From 1898, the year in which the United States annexed the Republic of Hawaii — through 1905, the governance of the Hawaii Islands was carried out in Honolulu at the territorial level.
Leading members of the Kauai County government that Henry Wishard headed and served as Supervisor Lihue District in 1906 were: Arthur Rice, treasurer; Olaf Omstead, clerk; John Willard, attorney; William Henry Rice, sheriff; J. Mahiai Kaneakua, clerk; L. M. McKeague, interpreter; S. K. Kaeo, attorney; Walter D. McBryde, supervisor Koloa District; T. Brandt, supervisor Waimea District; D. Kanealii, supervisor Hanalei District, and R. Puuike, supervisor Kawaihau District.
Henry Wishard would continue as chairman of the Kauai Board of Supervisors for nearly 25 years, until 1930.

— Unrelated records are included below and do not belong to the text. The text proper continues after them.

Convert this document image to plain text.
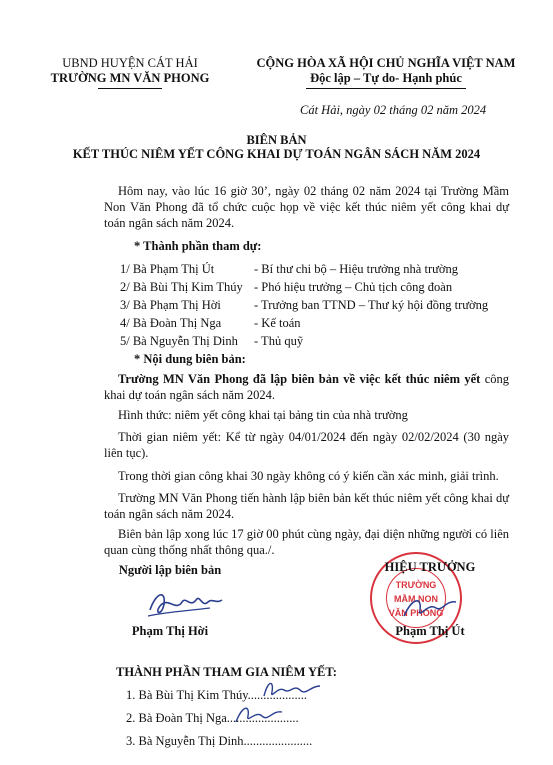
UBND HUYỆN CÁT HẢI
TRƯỜNG MN VĂN PHONG
CỘNG HÒA XÃ HỘI CHỦ NGHĨA VIỆT NAM
Độc lập – Tự do- Hạnh phúc
Cát Hải, ngày 02 tháng 02 năm 2024
BIÊN BẢN
KẾT THÚC NIÊM YẾT CÔNG KHAI DỰ TOÁN NGÂN SÁCH NĂM 2024
Hôm nay, vào lúc 16 giờ 30’, ngày 02 tháng 02 năm 2024 tại Trường Mầm Non Văn Phong đã tổ chức cuộc họp về việc kết thúc niêm yết công khai dự toán ngân sách năm 2024.
* Thành phần tham dự:
1/ Bà Phạm Thị Út	- Bí thư chi bộ – Hiệu trưởng nhà trường
2/ Bà Bùi Thị Kim Thúy - Phó hiệu trưởng – Chủ tịch công đoàn
3/ Bà Phạm Thị Hời	- Trưởng ban TTND – Thư ký hội đồng trường
4/ Bà Đoàn Thị Nga	- Kế toán
5/ Bà Nguyễn Thị Dinh - Thủ quỹ
* Nội dung biên bản:
Trường MN Văn Phong đã lập biên bản về việc kết thúc niêm yết công khai dự toán ngân sách năm 2024.
Hình thức: niêm yết công khai tại bảng tin của nhà trường
Thời gian niêm yết: Kể từ ngày 04/01/2024 đến ngày 02/02/2024 (30 ngày liên tục).
Trong thời gian công khai 30 ngày không có ý kiến cần xác minh, giải trình.
Trường MN Văn Phong tiến hành lập biên bản kết thúc niêm yết công khai dự toán ngân sách năm 2024.
Biên bản lập xong lúc 17 giờ 00 phút cùng ngày, đại diện những người có liên quan cùng thống nhất thông qua./.
Người lập biên bản
Phạm Thị Hời
TRƯỜNG
MẦM NON
VĂN PHONG
HIỆU TRƯỞNG
Phạm Thị Út
THÀNH PHẦN THAM GIA NIÊM YẾT:
1. Bà Bùi Thị Kim Thúy...................
2. Bà Đoàn Thị Nga.......................
3. Bà Nguyễn Thị Dinh......................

Born in Indiana and educated at Central Normal College, Indiana, Henry Wishard arrived at Lihue in 1889 as a schoolteacher. By 1899, he’d become principal of Waimea School.
Besides teaching on Kauai for four years, Wishard was employed by the W. H. Rice ranch for 13 years and worked as the bookkeeper of Lihue Plantation Co. for 15 years.
He and his wife, Agnes, had two children, Leslie and Blanche Wishard.
Incidentally, Wishard was a member of the Sons of the American Revolution, a lineage society in which members have traced their family tree back to a point of having an ancestor who supported the cause of American Independence during the years 1774 to 1783.